In the past 'whistle-blowing' has been advocated by some as an important way of improving businesses and ensuring compliance with regulation.

As such, some have argued that there should be more protection for those who are battling with the decision of whether or not to blow the whistle. Often, employees have information that if out in the open might lead to improvements of services and ensure that failings are brought to the attention of those in charge and hopefully improved. Unfortunately, there has long been a fear over sharing this information for the potential victimisation they fear they might face as a result.

An employment law professor, David Lewis has written an open letter to Business Secretary, Vince Cable arguing that he has allowed for changes in the law without the proper consultation. He has accused him therefore, of bringing changes to the law through the 'back door'. The change he refers to was announced in the Enterprise and Regulatory Reform Bill, which was presented to Parliament last week. The effect of that change he argued would mean that disclosures made by whistleblowers will have to be "in the public interest" if the individual is to be protected from redundancy or suffer some other detriment as a result of making the disclosure. Given that many are already scared about making disclosures for the reasons mentioned above, this change will likely lead to a reduction in disclosures made. Now those considering making a disclosure will have more reason to think about. They will be unsure as to whether making their disclosure would be for the good of the public.

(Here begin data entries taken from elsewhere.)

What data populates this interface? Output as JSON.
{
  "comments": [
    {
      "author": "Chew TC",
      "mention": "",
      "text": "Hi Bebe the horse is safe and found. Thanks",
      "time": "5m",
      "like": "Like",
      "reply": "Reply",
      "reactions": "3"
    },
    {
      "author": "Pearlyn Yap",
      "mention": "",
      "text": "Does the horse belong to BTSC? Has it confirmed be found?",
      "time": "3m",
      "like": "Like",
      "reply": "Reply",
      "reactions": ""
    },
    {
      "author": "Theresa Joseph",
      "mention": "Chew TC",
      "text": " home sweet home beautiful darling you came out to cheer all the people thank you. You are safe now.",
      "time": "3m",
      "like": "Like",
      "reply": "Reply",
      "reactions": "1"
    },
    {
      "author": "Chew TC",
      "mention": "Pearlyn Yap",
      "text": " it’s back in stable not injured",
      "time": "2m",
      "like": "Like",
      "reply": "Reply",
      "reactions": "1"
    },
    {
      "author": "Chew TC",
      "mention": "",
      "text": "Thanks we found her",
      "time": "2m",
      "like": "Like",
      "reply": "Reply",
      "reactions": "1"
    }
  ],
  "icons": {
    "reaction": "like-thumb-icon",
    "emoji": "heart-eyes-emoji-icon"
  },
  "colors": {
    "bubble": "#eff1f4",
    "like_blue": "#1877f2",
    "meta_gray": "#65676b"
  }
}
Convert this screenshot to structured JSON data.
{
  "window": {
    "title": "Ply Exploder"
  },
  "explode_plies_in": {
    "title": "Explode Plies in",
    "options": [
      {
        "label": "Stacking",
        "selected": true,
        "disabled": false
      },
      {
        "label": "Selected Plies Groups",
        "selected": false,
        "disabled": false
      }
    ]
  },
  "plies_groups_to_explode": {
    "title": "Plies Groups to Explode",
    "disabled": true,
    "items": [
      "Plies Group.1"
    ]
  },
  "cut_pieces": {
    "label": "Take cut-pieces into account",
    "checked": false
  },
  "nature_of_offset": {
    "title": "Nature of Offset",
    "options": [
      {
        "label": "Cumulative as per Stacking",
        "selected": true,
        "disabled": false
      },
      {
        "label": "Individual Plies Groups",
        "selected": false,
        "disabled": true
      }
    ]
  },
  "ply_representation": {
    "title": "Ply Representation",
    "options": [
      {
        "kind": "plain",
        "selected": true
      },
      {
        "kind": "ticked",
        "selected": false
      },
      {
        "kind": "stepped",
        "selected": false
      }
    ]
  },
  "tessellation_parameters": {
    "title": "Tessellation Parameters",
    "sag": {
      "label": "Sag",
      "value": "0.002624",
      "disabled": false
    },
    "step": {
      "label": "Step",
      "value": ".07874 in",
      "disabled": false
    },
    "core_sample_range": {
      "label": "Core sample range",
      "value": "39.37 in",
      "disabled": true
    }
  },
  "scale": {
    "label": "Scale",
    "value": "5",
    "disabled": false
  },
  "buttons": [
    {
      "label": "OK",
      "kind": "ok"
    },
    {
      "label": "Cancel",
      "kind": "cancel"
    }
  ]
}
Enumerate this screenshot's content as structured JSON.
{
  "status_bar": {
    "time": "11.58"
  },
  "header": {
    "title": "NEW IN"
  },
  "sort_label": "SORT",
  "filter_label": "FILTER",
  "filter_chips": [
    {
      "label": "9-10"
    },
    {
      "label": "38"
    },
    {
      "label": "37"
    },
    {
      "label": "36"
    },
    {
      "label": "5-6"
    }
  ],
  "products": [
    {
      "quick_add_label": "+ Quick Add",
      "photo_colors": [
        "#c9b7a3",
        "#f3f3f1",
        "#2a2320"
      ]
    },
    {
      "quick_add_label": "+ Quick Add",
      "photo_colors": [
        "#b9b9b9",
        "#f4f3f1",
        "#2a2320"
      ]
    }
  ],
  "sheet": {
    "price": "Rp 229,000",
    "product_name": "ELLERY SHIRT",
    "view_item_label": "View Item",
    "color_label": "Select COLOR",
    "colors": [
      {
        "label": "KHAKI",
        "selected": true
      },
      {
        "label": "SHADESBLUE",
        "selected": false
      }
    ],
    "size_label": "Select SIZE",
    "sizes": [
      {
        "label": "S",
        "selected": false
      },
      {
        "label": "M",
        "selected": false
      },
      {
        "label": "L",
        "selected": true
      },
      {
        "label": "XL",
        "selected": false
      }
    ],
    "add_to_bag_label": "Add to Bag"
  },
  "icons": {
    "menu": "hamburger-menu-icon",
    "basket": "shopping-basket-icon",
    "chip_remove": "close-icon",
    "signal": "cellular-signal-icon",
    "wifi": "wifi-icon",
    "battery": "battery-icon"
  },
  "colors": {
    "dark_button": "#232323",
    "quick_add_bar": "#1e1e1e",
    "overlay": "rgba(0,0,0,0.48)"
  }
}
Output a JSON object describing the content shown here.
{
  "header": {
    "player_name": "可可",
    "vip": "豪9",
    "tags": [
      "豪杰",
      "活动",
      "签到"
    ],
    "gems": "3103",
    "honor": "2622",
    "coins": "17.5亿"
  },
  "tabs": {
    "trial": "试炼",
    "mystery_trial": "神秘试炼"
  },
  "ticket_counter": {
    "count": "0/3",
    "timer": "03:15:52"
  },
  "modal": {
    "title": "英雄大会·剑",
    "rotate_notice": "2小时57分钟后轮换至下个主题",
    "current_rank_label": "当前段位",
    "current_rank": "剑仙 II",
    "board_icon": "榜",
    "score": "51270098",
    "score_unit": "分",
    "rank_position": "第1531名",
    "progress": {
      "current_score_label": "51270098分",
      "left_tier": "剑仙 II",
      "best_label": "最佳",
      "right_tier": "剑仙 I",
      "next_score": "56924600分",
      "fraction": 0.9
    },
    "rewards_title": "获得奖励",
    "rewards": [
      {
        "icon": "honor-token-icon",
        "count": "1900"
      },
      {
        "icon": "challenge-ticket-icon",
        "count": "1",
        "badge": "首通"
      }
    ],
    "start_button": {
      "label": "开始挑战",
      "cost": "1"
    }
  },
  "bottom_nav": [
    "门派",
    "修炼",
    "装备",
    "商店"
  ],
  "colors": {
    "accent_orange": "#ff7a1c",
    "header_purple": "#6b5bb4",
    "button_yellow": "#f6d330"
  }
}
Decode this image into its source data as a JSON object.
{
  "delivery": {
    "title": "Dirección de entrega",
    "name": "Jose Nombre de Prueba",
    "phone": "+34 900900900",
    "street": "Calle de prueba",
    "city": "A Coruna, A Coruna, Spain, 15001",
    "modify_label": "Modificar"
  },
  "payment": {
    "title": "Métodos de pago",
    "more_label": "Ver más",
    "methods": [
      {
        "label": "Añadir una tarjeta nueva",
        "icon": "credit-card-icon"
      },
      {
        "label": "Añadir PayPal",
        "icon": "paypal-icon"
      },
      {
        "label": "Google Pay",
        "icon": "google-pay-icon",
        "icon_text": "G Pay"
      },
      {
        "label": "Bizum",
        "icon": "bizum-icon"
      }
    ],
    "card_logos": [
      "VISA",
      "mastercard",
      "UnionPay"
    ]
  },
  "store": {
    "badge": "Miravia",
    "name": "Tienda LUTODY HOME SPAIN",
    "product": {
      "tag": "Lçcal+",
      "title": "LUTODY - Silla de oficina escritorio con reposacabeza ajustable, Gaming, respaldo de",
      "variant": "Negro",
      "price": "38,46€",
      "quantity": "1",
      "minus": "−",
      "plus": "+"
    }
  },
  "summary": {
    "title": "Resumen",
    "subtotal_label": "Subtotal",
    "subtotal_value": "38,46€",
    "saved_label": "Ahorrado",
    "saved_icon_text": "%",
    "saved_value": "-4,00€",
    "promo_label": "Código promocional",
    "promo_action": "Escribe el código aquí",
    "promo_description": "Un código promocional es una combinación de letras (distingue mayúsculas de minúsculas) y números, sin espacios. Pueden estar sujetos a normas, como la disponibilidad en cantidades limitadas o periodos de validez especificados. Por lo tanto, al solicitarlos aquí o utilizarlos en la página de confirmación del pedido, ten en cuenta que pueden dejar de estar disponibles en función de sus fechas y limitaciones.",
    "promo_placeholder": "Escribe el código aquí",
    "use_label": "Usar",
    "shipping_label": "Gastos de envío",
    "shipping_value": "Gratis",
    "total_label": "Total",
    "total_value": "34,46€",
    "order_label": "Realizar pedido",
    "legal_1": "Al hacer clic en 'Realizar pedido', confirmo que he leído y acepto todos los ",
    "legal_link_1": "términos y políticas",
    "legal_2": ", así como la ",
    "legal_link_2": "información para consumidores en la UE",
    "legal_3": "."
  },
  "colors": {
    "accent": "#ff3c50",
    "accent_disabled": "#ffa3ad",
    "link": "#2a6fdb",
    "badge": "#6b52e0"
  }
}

Lewis argues that the Bill will completely sabotage the whole point of the legislation. In reply to his comments concerning the lack of consultation over the Bill, the Department for Business and Skills (BIS) has answered that the Bill will receive scrutiny later on in the process when it passes through Parliamentary process. A BIS spokesman commented that the Bill aims to return the act to its original purpose. That is to avid claims being brought for beaches to the whistle blowers own contract; rather disclosures will be brought inly if they are in the wider public's interest.

The Chartered Institute of Personnel and Development (CIPD) agrees with Lewis with respect to the lack of consultation. Given that such a change would affect so many potential disclosures it makes sense to have a consultation and to find out what kind of disclosure would be discouraged as a result. Once in possession of this information a better and fairer decision can be made. "To make it more difficult for whistleblowers is unhelpful to them and, in the end, also unhelpful to organisations," said Mike Emmott, employee relations adviser at CIPD.